Le problème n'est pas seulement technique, il est aussi culturel. Notre relation avec les images numériques diffère fondamentalement de celle avec les photographies physiques. Le volume – des milliers par an au lieu de quelques dizaines – rend la curation écrasante. Le manque de matérialité réduit leur valeur perçue. Et les plateformes que nous utilisons privilégient le contenu récent, reléguant les images plus anciennes dans des caves numériques oubliées.
Les grandes entreprises technologiques ont créé des systèmes qui contribuent activement à l'amnésie numérique. Le stockage cloud semble permanent, mais dépend souvent de modèles d'abonnement ou d'une utilisation active du compte. Nous pensons que tout ce que nous avons mis en ligne est en sécurité, mais les conditions d'utilisation incluent fréquemment des clauses permettant aux fournisseurs de supprimer le contenu 'inactif'. La migration entre services est délibérément compliquée, enfermant nos histoires visuelles dans des écosystèmes propriétaires.
Même lorsque la préservation est techniquement possible, des barrières financières apparaissent. Par exemple, je me suis inscrit sur un site de garde d'animaux lors d'un voyage de six mois en Nouvelle-Zélande l'année dernière. N'ayant plus besoin du compte, je l'ai récemment résilié. Mais cela signifiait que je devais passer une heure à télécharger méticuleusement toutes mes images et informations, juste pour être sûr. Le site web aurait pu, théoriquement, me permettre de le faire en un seul clic. Pourtant, peu d'entreprises veulent faciliter le départ de leurs clients. (Google est une exception notable, comme l'explique ce guide.)
Les coûts de stockage cloud s'accumulent sur des décennies. Les disques durs externes doivent être remplacés tous les quelques années. Les solutions de sauvegarde professionnelles ont des prix professionnels. Le résultat ? Nos images les plus précieuses deviennent otages de paiements récurrents : une taxe de préservation perpétuelle.
Certains photographes ont reconnu ces dangers et sont retournés à la pellicule ou créent des tirages physiques de leurs travaux importants. D'autres maintiennent des systèmes de sauvegarde élaborés : multiples disques, multiples emplacements, multiples services cloud. Mais la plupart d'entre nous ne voient pas cela comme une priorité… enfin, pas avant qu'il ne soit trop tard.

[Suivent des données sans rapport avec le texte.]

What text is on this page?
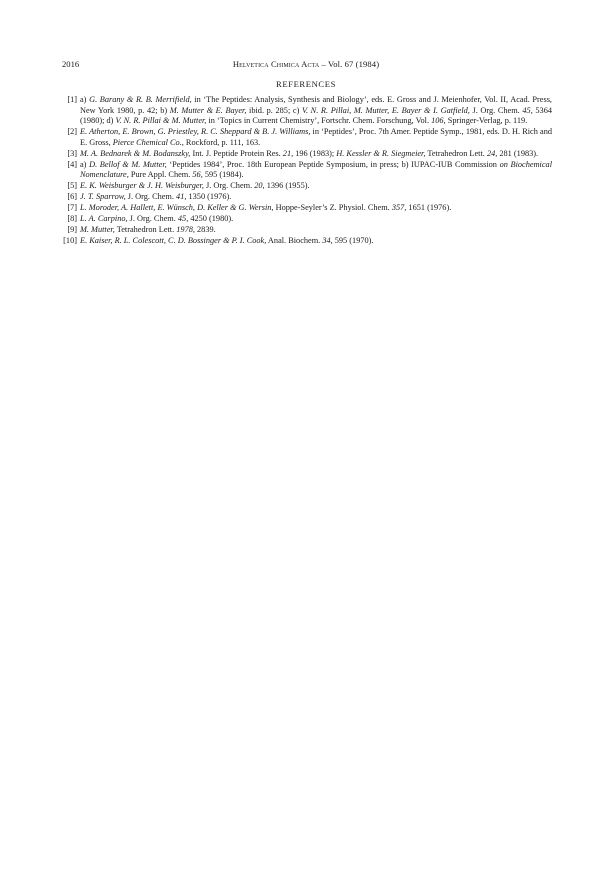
2016	Helvetica Chimica Acta – Vol. 67 (1984)
REFERENCES
[1] a) G. Barany & R. B. Merrifield, in ‘The Peptides: Analysis, Synthesis and Biology’, eds. E. Gross and J. Meienhofer, Vol. II, Acad. Press, New York 1980, p. 42; b) M. Mutter & E. Bayer, ibid. p. 285; c) V. N. R. Pillai, M. Mutter, E. Bayer & I. Gatfield, J. Org. Chem. 45, 5364 (1980); d) V. N. R. Pillai & M. Mutter, in ‘Topics in Current Chemistry’, Fortschr. Chem. Forschung, Vol. 106, Springer-Verlag, p. 119.
[2] E. Atherton, E. Brown, G. Priestley, R. C. Sheppard & B. J. Williams, in ‘Peptides’, Proc. 7th Amer. Peptide Symp., 1981, eds. D. H. Rich and E. Gross, Pierce Chemical Co., Rockford, p. 111, 163.
[3] M. A. Bednarek & M. Bodanszky, Int. J. Peptide Protein Res. 21, 196 (1983); H. Kessler & R. Siegmeier, Tetrahedron Lett. 24, 281 (1983).
[4] a) D. Bellof & M. Mutter, ‘Peptides 1984’, Proc. 18th European Peptide Symposium, in press; b) IUPAC-IUB Commission on Biochemical Nomenclature, Pure Appl. Chem. 56, 595 (1984).
[5] E. K. Weisburger & J. H. Weisburger, J. Org. Chem. 20, 1396 (1955).
[6] J. T. Sparrow, J. Org. Chem. 41, 1350 (1976).
[7] L. Moroder, A. Hallett, E. Wünsch, D. Keller & G. Wersin, Hoppe-Seyler’s Z. Physiol. Chem. 357, 1651 (1976).
[8] L. A. Carpino, J. Org. Chem. 45, 4250 (1980).
[9] M. Mutter, Tetrahedron Lett. 1978, 2839.
[10] E. Kaiser, R. L. Colescott, C. D. Bossinger & P. I. Cook, Anal. Biochem. 34, 595 (1970).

Pendant ce temps, cette boîte de tirages fanés dans le grenier de mes parents a survécu pendant des décennies sans nécessiter de mots de passe, d'abonnements, de logiciels compatibles ou de migration entre supports de stockage. Pouvons-nous en dire autant des images numériques que nous créons aujourd'hui ? Je crains que non. Et d'ici 2040, nous pourrions découvrir que nos photographies les plus précieuses ont tranquillement disparu, pendant que nous étions occupés à en prendre de nouvelles.